I have an application that will have 100 thread blocks, and 12 threads in each thread block.
The main computation in each thread block is reduction, and there will be a final reduction over the single result of each thread block.
So, in the first level there will be a reduction over an array of size 12 (per thread block), and at the second level there will be reduction over an array of size 100.
I doubt this application would be a good match for GPU. Any comments or suggestions is very much appreciated.
Not enough threads in a block.
12 threads in a block will still use the same amount as 32 threads (or even more as you can have maximum of 8 blocks per multiprocessor).
If I was you I would try reorganising your work to have blocks of 64 or even 128 threads inside.
Since I have 100 blocks, then maximum of 8 blocks will be assigned to each SM at each time. So, there will be enough warps to hide memory latency.
The point is, we don’t have the best utilization of the hardware. But, does this mean GPU will fail for this application compared to CPU?
Not necessarily. It does, however, mean that you will be sacrificing an awful lot of potential performance from the GPU by doing so.
The current CUDA capable GPUs schedule threads in groups (“warps” in CUDA speak) of 32 threads.
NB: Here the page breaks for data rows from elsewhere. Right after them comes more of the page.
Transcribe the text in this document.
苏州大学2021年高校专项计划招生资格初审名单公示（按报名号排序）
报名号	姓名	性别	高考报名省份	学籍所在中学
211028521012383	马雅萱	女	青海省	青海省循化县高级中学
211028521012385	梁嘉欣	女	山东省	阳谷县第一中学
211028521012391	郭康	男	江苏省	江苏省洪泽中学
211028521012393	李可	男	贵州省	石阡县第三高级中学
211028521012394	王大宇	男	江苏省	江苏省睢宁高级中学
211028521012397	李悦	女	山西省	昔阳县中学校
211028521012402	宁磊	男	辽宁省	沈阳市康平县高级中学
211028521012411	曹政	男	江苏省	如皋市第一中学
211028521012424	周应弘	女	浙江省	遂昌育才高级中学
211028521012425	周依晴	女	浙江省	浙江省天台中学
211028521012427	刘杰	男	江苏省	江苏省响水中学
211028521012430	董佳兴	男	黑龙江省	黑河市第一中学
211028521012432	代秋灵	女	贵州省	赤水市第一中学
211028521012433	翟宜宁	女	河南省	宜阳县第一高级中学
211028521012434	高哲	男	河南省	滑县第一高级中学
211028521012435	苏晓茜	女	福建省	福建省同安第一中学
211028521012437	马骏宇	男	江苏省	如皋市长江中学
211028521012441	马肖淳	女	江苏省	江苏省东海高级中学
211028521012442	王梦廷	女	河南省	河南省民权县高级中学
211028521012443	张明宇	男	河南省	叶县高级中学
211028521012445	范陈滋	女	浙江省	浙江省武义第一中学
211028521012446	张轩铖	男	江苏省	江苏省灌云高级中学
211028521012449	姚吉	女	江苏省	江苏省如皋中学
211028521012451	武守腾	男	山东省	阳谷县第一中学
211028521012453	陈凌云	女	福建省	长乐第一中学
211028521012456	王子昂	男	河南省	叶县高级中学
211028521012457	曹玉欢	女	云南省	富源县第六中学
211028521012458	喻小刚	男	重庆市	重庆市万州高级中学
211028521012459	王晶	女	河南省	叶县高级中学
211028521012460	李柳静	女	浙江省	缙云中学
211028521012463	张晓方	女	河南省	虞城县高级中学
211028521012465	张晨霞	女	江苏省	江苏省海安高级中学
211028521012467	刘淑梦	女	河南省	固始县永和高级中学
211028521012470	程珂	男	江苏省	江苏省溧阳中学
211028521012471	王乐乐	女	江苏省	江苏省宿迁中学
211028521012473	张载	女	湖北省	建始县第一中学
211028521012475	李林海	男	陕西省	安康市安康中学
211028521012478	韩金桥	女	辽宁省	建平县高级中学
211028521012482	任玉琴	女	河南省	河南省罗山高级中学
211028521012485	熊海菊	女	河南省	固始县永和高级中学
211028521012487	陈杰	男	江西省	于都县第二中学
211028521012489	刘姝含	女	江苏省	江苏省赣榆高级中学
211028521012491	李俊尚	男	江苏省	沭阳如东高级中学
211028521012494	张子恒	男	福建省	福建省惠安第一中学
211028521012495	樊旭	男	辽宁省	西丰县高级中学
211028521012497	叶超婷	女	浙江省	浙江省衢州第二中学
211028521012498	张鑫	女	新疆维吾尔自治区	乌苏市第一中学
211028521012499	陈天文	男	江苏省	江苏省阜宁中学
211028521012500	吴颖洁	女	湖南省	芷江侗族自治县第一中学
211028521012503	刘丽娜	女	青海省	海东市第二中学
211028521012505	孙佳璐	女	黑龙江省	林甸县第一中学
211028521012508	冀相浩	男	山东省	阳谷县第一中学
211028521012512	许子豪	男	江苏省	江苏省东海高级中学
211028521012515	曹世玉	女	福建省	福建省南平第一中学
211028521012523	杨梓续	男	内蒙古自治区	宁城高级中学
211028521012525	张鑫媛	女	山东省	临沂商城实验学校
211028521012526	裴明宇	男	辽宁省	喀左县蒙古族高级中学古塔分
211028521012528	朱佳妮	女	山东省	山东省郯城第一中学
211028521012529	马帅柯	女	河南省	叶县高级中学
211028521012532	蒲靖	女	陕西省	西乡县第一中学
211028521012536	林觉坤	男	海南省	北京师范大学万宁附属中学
Ideally you want the threads per block to be a multiple of 32 for scheduling efficiency reasons. Otherwise, many processor cores are likely to sit idle and the ability to hide global memory latency during kernel execution will be greatly reduced.
How much computation is needed to reduce the arrays? If it’s just some multiplication/addition and removing empty entries, then the CPU could probably do it in the time it takes to send the data over the PCIe bus in the first place!